[Rockhounds] Ancient Fossil Discovery Shows How South America and Africa Drifted Apart
Kreigh Tomaszewski
kreigh at gmail.com
Wed Jul 31 08:32:05 PDT 2024
A research team led by Southern Methodist University (SMU)
<https://scitechdaily.com/tag/southern-methodist-university/> has
discovered that ancient rocks and fossils of long-extinct marine reptiles
in Angola provide clear evidence of a crucial event in Earth’s history: the
separation of South America and Africa and the formation of the South
Atlantic Ocean.
With their easily visualized “jigsaw-puzzle fit,” it has long been known
that the western coast of Africa and the eastern coast of South America
once nestled together in the supercontinent Gondwana — which broke off from
the larger landmass of Pangea.
The research team says the southern coast of Angola, where they dug up the
samples, arguably provides the most complete geological record ever
recorded on land of the two continents moving apart and the opening of the
South Atlantic Ocean.
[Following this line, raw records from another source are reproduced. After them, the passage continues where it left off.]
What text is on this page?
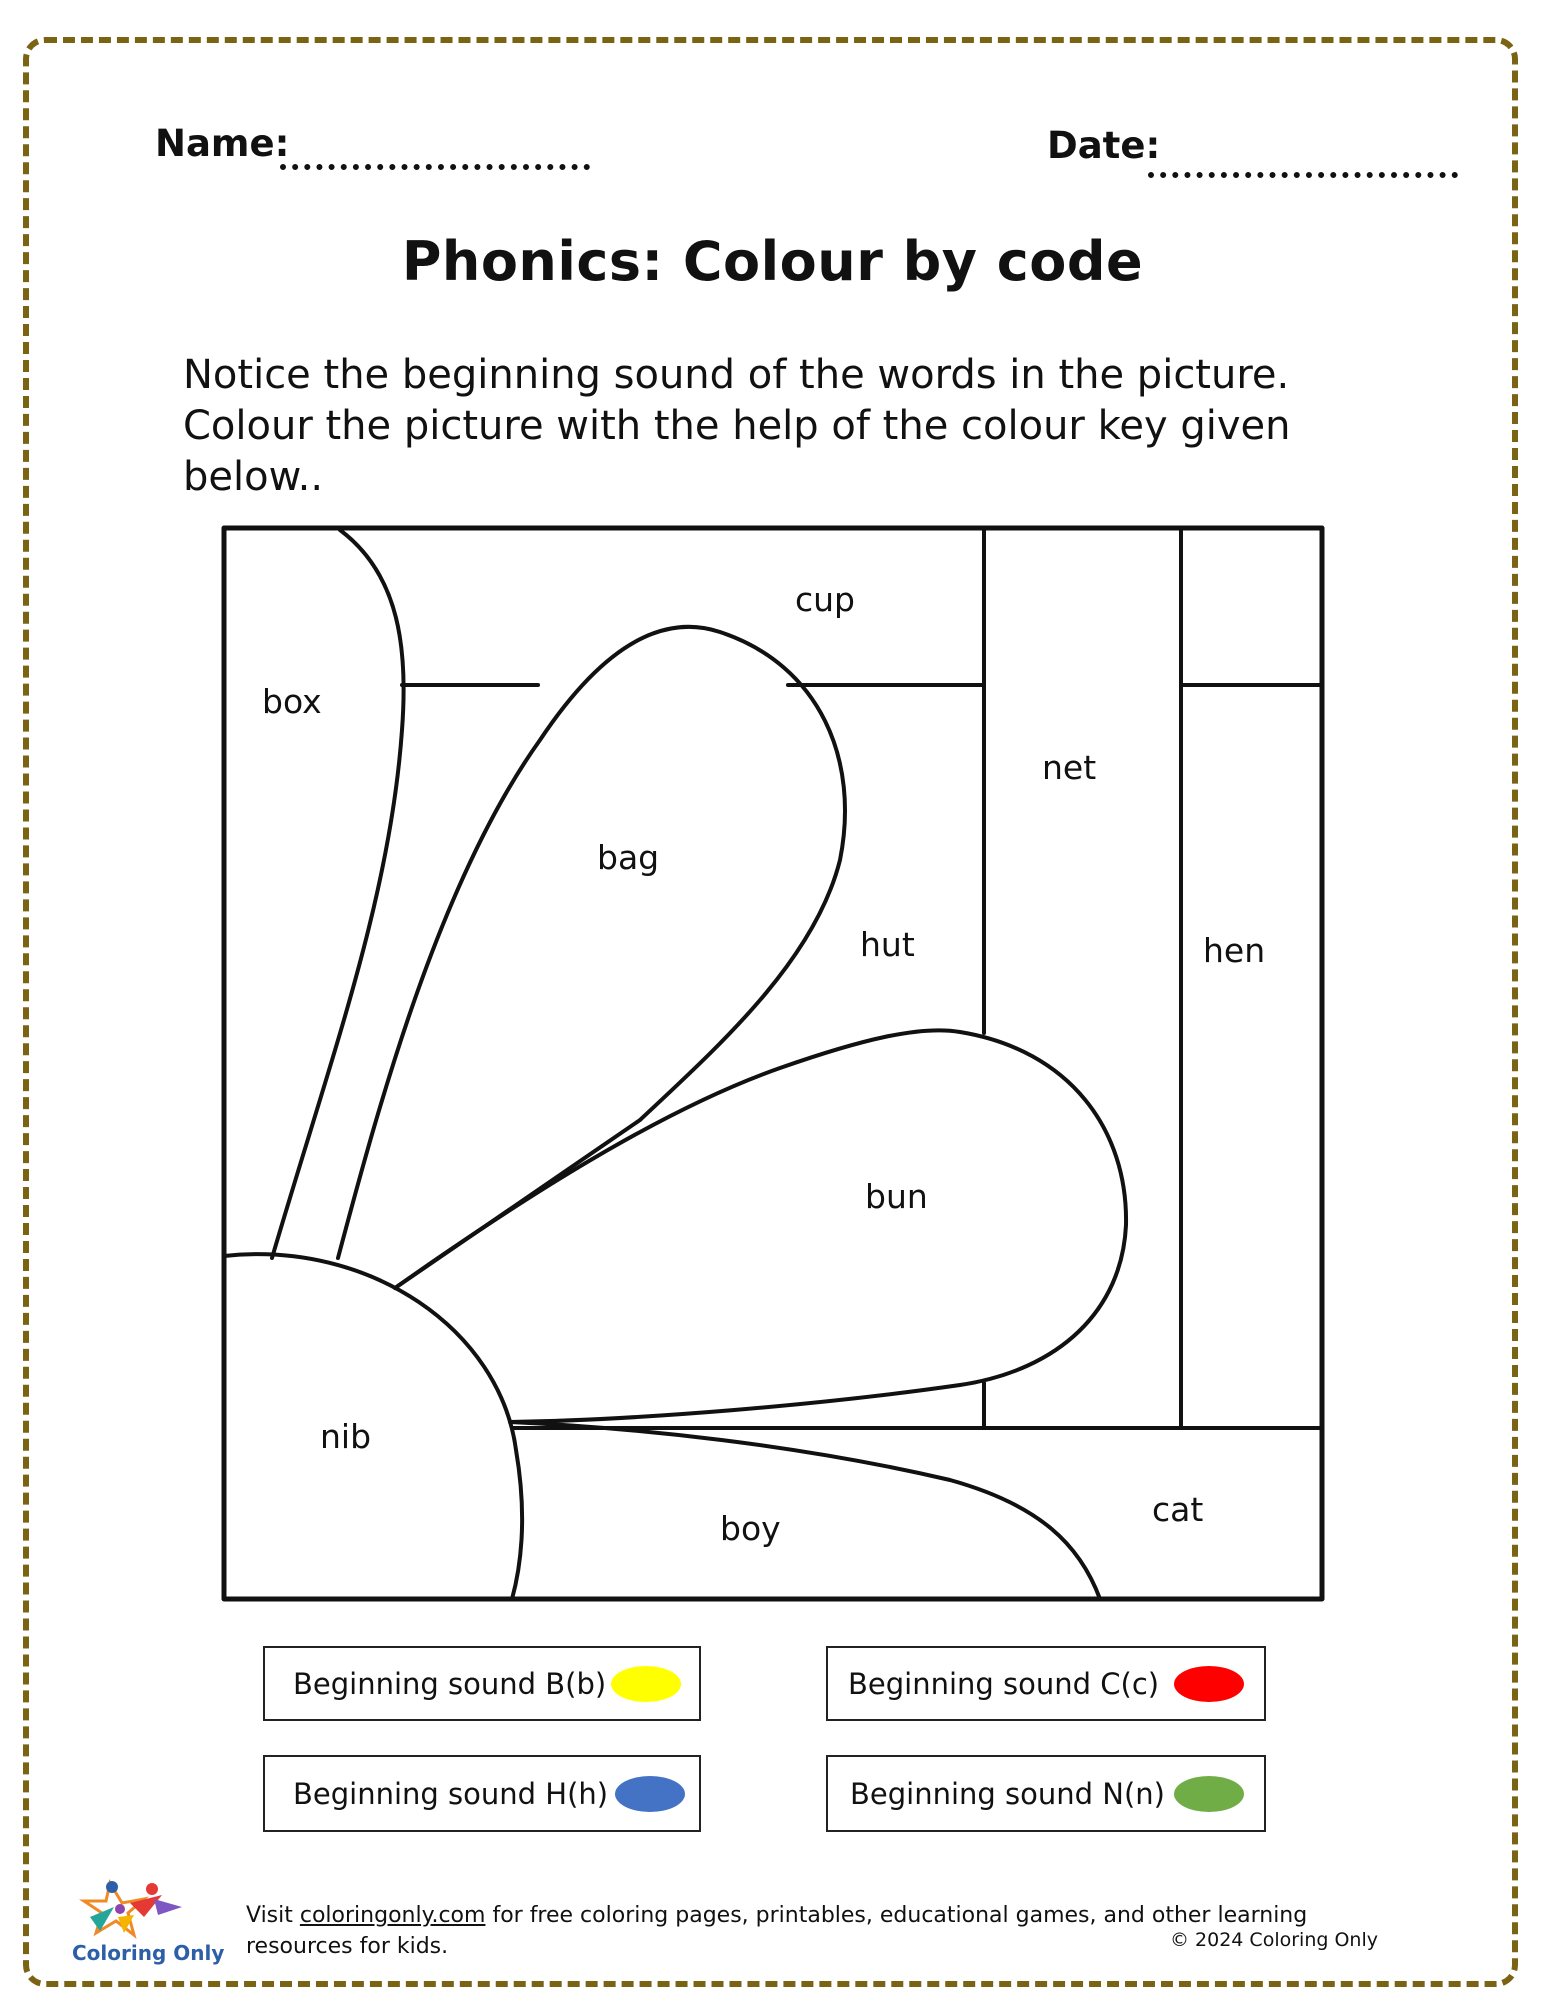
Name:	Date:
Phonics: Colour by code
Notice the beginning sound of the words in the picture. Colour the picture with the help of the colour key given below..
box
cup
net
bag
hut	hen
bun
nib
boy	cat
Beginning sound B(b)	Beginning sound C(c)
Beginning sound H(h)	Beginning sound N(n)
Coloring Only
Visit coloringonly.com for free coloring pages, printables, educational games, and other learning resources for kids.	© 2024 Coloring Only
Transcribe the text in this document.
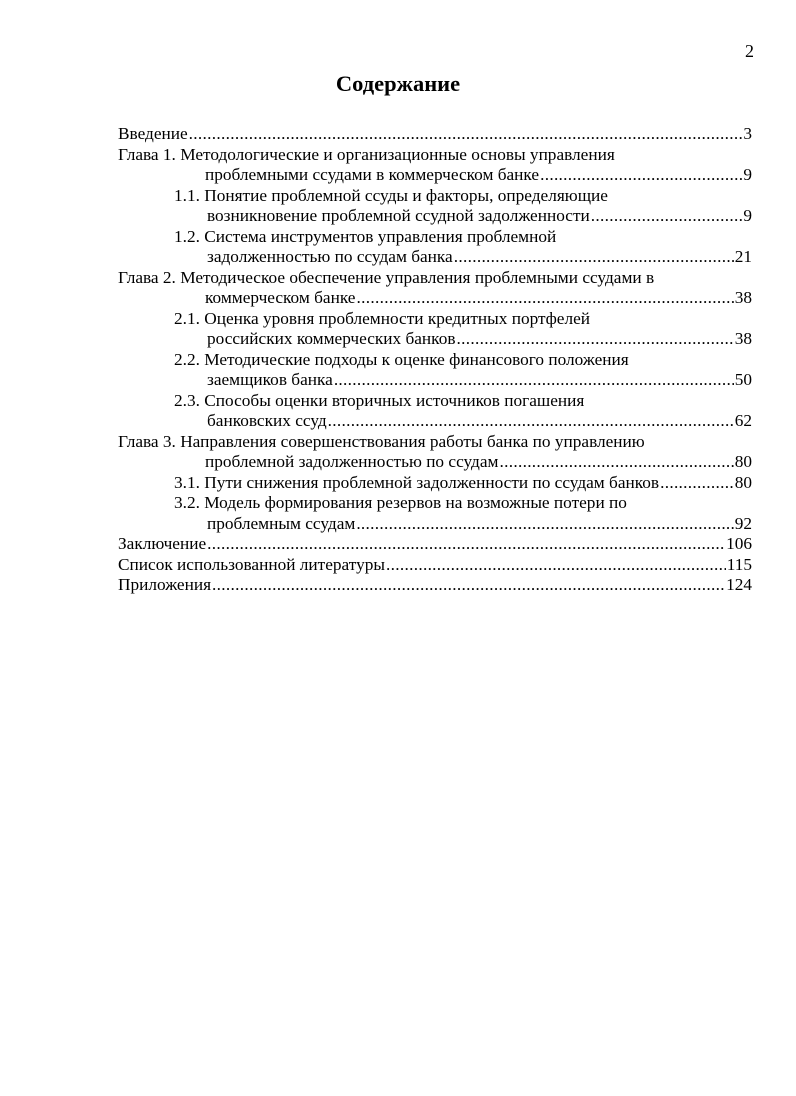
2
Содержание
Введение .....	3
Глава 1. Методологические и организационные основы управления
проблемными ссудами в коммерческом банке .....	9
1.1. Понятие проблемной ссуды и факторы, определяющие
возникновение проблемной ссудной задолженности .....	9
1.2. Система инструментов управления проблемной
задолженностью по ссудам банка .....	21
Глава 2. Методическое обеспечение управления проблемными ссудами в
коммерческом банке .....	38
2.1. Оценка уровня проблемности кредитных портфелей
российских коммерческих банков .....	38
2.2. Методические подходы к оценке финансового положения
заемщиков банка .....	50
2.3. Способы оценки вторичных источников погашения
банковских ссуд .....	62
Глава 3. Направления совершенствования работы банка по управлению
проблемной задолженностью по ссудам .....	80
3.1. Пути снижения проблемной задолженности по ссудам банков .....	80
3.2. Модель формирования резервов на возможные потери по
проблемным ссудам .....	92
Заключение .....	106
Список использованной литературы .....	115
Приложения .....	124
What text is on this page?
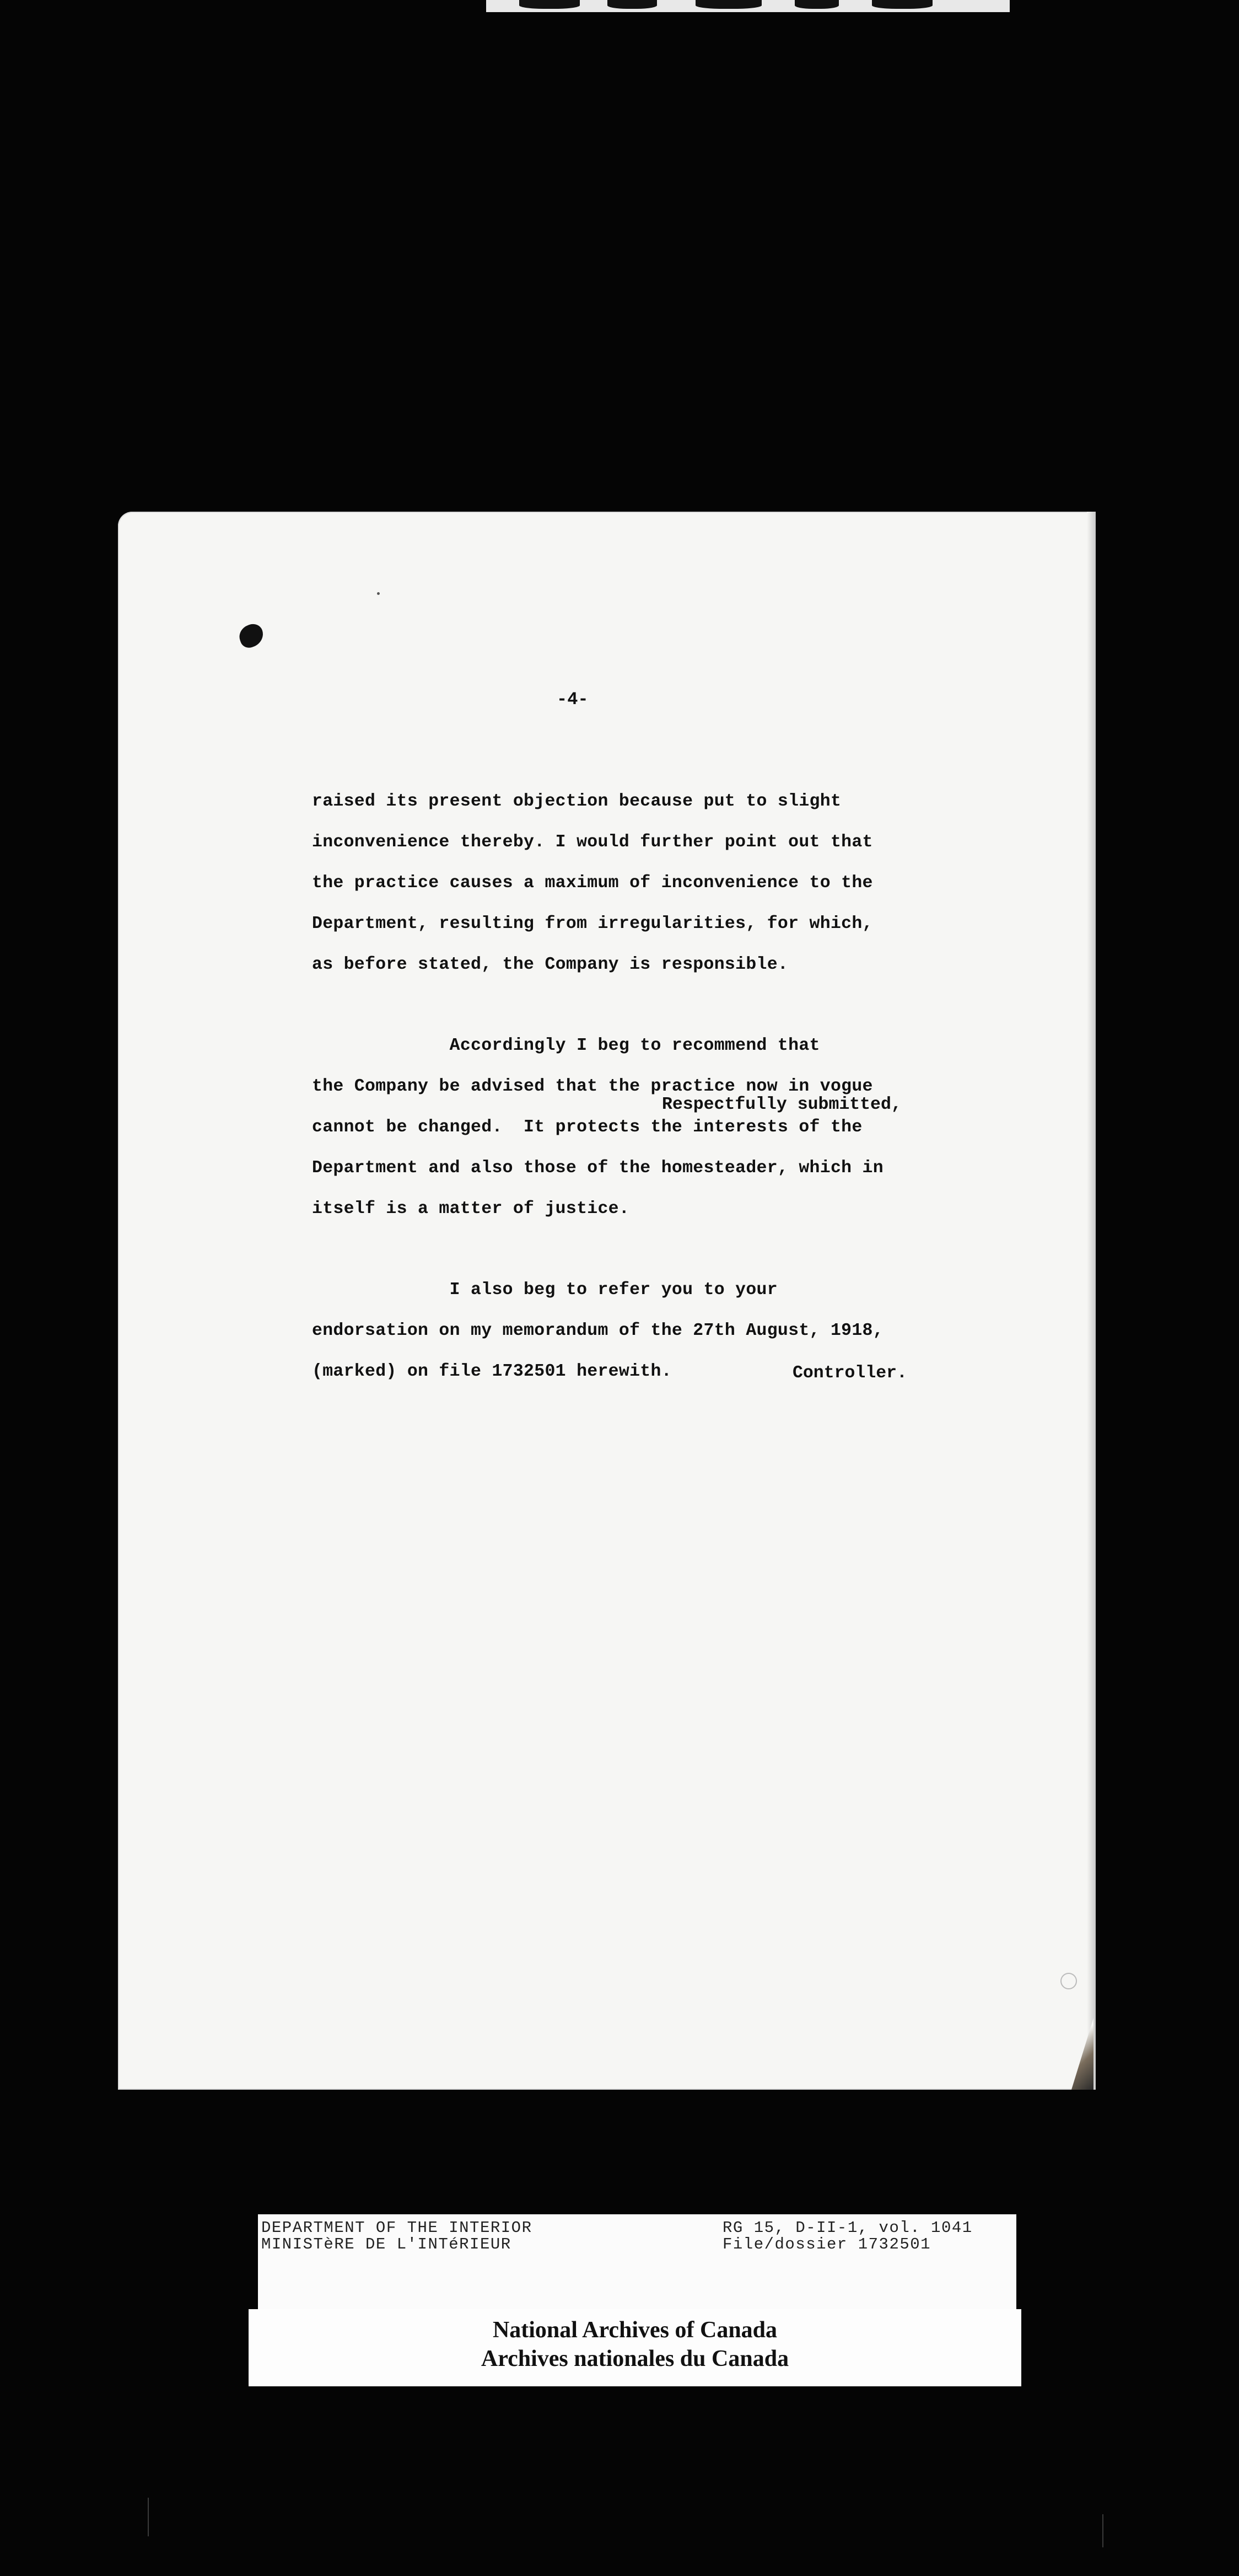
-4-

raised its present objection because put to slight

inconvenience thereby. I would further point out that

the practice causes a maximum of inconvenience to the

Department, resulting from irregularities, for which,

as before stated, the Company is responsible.

Accordingly I beg to recommend that

the Company be advised that the practice now in vogue

cannot be changed.  It protects the interests of the

Department and also those of the homesteader, which in

itself is a matter of justice.

I also beg to refer you to your

endorsation on my memorandum of the 27th August, 1918,

(marked) on file 1732501 herewith.

Respectfully submitted,
Controller.
DEPARTMENT OF THE INTERIOR
MINISTèRE DE L'INTéRIEUR
RG 15, D-II-1, vol. 1041
File/dossier 1732501
National Archives of Canada
Archives nationales du Canada
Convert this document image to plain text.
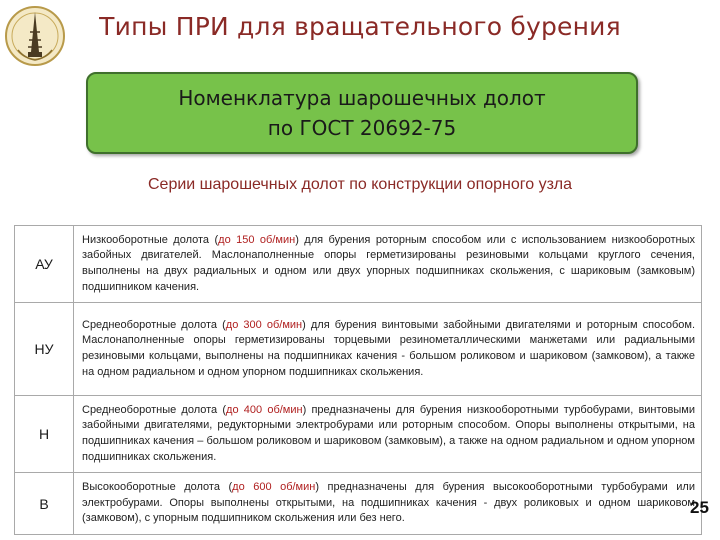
Типы ПРИ для вращательного бурения
Номенклатура шарошечных долот
по ГОСТ 20692-75
Серии шарошечных долот по конструкции опорного узла
АУ	Низкооборотные долота (до 150 об/мин) для бурения роторным способом или с использованием низкооборотных забойных двигателей. Маслонаполненные опоры герметизированы резиновыми кольцами круглого сечения, выполнены на двух радиальных и одном или двух упорных подшипниках скольжения, с шариковым (замковым) подшипником качения.
НУ	Среднеоборотные долота (до 300 об/мин) для бурения винтовыми забойными двигателями и роторным способом. Маслонаполненные опоры герметизированы торцевыми резинометаллическими манжетами или радиальными резиновыми кольцами, выполнены на подшипниках качения - большом роликовом и шариковом (замковом), а также на одном радиальном и одном упорном подшипниках скольжения.
Н	Среднеоборотные долота (до 400 об/мин) предназначены для бурения низкооборотными турбобурами, винтовыми забойными двигателями, редукторными электробурами или роторным способом. Опоры выполнены открытыми, на подшипниках качения – большом роликовом и шариковом (замковым), а также на одном радиальном и одном упорном подшипниках скольжения.
В	Высокооборотные долота (до 600 об/мин) предназначены для бурения высокооборотными турбобурами или электробурами. Опоры выполнены открытыми, на подшипниках качения - двух роликовых и одном шариковом (замковом), с упорным подшипником скольжения или без него.
25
Rocks and fossils found date back from 130 million
years ago to 71 million years.
“There are places that you can go to in South America, for instance, where
you can see this part of the split or that part of it, but in Angola, it’s
all laid out in one place,” said Louis L. Jacobs, SMU professor emeritus of
Earth Sciences and president of ISEM. Jacobs is the lead author of a study
published in *The Geological Society, London, Special Publications*.
“Before this, there was not a place known to go and see the rocks on the
surface that really reflected the opening of the South Atlantic Ocean,
because they’re now in the ocean or eroded away,” Jacobs said.